Лизавета Ивановна вошла в капоте и в шляпке.
- Наконец, мать моя! - сказала графиня. - Что за наряды! Зачем это?. .
кого прельщать?.. А какова погода? - кажется, ветер.
- Никак нет-с, ваше сиятельство! очень тихо-с! - отвечал камердинер.
- Вы всегда говорите наобум! Отворите форточку. Так и есть: ветер! и
прехолодный! Отложить карету! Лизанька, мы не поедем нечего было
наряжаться.
- И вот моя жизнь! - подумала Лизавета Ивановна.
В самом деле, Лизавета Ивановна была пренесчастное создание. Горек чужой
хлеб, говорит Данте, и тяжелы ступени чужого крыльца, а кому и знать горечь
зависимости, как не бедной воспитаннице знатной старухи?
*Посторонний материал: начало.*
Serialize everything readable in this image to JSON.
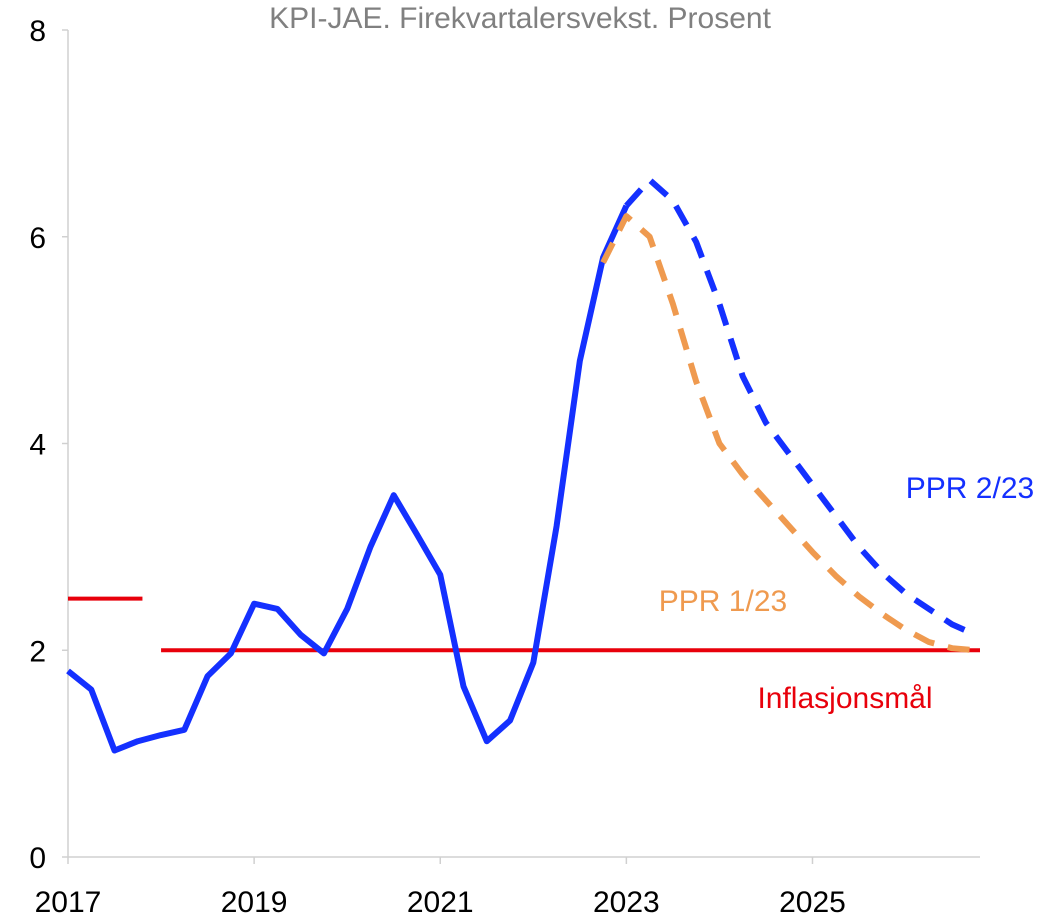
{
  "chart_data": {
    "type": "line",
    "title": "KPI-JAE. Firekvartalersvekst. Prosent",
    "x": [
      2017,
      2017.25,
      2017.5,
      2017.75,
      2018,
      2018.25,
      2018.5,
      2018.75,
      2019,
      2019.25,
      2019.5,
      2019.75,
      2020,
      2020.25,
      2020.5,
      2020.75,
      2021,
      2021.25,
      2021.5,
      2021.75,
      2022,
      2022.25,
      2022.5,
      2022.75,
      2023,
      2023.25,
      2023.5,
      2023.75,
      2024,
      2024.25,
      2024.5,
      2024.75,
      2025,
      2025.25,
      2025.5,
      2025.75,
      2026,
      2026.25,
      2026.5,
      2026.75
    ],
    "series": [
      {
        "color": "#1430ff",
        "dashed": false,
        "values": [
          1.8,
          1.62,
          1.03,
          1.12,
          1.18,
          1.23,
          1.75,
          1.97,
          2.45,
          2.4,
          2.15,
          1.97,
          2.4,
          3.0,
          3.5,
          3.12,
          2.73,
          1.65,
          1.12,
          1.32,
          1.88,
          3.2,
          4.8,
          5.8,
          6.3,
          null,
          null,
          null,
          null,
          null,
          null,
          null,
          null,
          null,
          null,
          null,
          null,
          null,
          null,
          null
        ]
      },
      {
        "name": "PPR 1/23",
        "color": "#ef9a4f",
        "dashed": true,
        "values": [
          null,
          null,
          null,
          null,
          null,
          null,
          null,
          null,
          null,
          null,
          null,
          null,
          null,
          null,
          null,
          null,
          null,
          null,
          null,
          null,
          null,
          null,
          null,
          5.75,
          6.2,
          6.0,
          5.35,
          4.6,
          4.0,
          3.7,
          3.45,
          3.2,
          2.95,
          2.72,
          2.52,
          2.35,
          2.2,
          2.08,
          2.02,
          2.0
        ]
      },
      {
        "name": "PPR 2/23",
        "color": "#1430ff",
        "dashed": true,
        "values": [
          null,
          null,
          null,
          null,
          null,
          null,
          null,
          null,
          null,
          null,
          null,
          null,
          null,
          null,
          null,
          null,
          null,
          null,
          null,
          null,
          null,
          null,
          null,
          null,
          6.3,
          6.55,
          6.35,
          5.95,
          5.35,
          4.65,
          4.2,
          3.9,
          3.6,
          3.3,
          3.0,
          2.75,
          2.55,
          2.4,
          2.25,
          2.15
        ]
      }
    ],
    "target": {
      "label": "Inflasjonsmål",
      "color": "#e8000b",
      "segments": [
        {
          "x": [
            2017,
            2017.8
          ],
          "value": 2.5
        },
        {
          "x": [
            2018,
            2026.8
          ],
          "value": 2
        }
      ]
    },
    "xlim": [
      2017,
      2026.8
    ],
    "xticks": [
      2017,
      2019,
      2021,
      2023,
      2025
    ],
    "ylim": [
      0,
      8
    ],
    "yticks": [
      0,
      2,
      4,
      6,
      8
    ]
  }
}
Графиня ***,
конечно, не имела злой души; но была своенравна, как женщина, избалованная
светом, скупа и погружена в холодный эгоизм, как и все старые люди,
отлюбившие в свой век и чуждые настоящему. Она участвовала во всех
суетностях большого света, таскалась на балы, где сидела в углу,
разрумяненная и одетая по старинной моде, как уродливое и необходимое
украшение бальной залы; к ней с низкими поклонами подходили приезжающие
гости, как по установленному обряду, и потом уже никто ею не занимался. У
себя принимала она весь город, наблюдая строгий этикет и не узнавая никого
в лицо. Многочисленная челядь ее, разжирев и поседев в ее передней и
девичьей, делала, что хотела, наперерыв обкрадывая умирающую старуху.
Лизавета Ивановна была домашней мученицею. Она разливала чай, и получала
выговоры за лишний расход сахара; она вслух читала романы, и виновата была
во всех ошибках автора; она сопровождала графиню в ее прогулках, и отвечала
за погоду и за мостовую. Ей было назначено жалованье, которое никогда не
доплачивали; а между тем требовали от нее, чтоб она одета была, как и все,
то есть как очень немногие. В свете играла она самую жалкую роль. Все ее
знали, и никто не замечал; на балах она танцовала только тогда, как не
доставало vis-а-vis, и дамы брали ее под руку всякой раз, как им нужно было
идти в уборную поправить что-нибудь в своем наряде. Она была самолюбива,
живо чувствовала свое положение, и глядела кругом себя, - с нетерпением
ожидая избавителя; но молодые люди, расчетливые в ветреном своем тщеславии,
не удостоивали ее внимания, хотя Лизавета Ивановна была сто раз милее
наглых и холодных невест, около которых они увивались. Сколько раз, оставя
тихонько скучную и пышную гостиную, она уходила плакать в бедной своей
комнате, где стояли ширмы, оклеенные обоями, комод, зеркальце и крашеная
кровать, и где сальная свеча темно горела в медном шандале!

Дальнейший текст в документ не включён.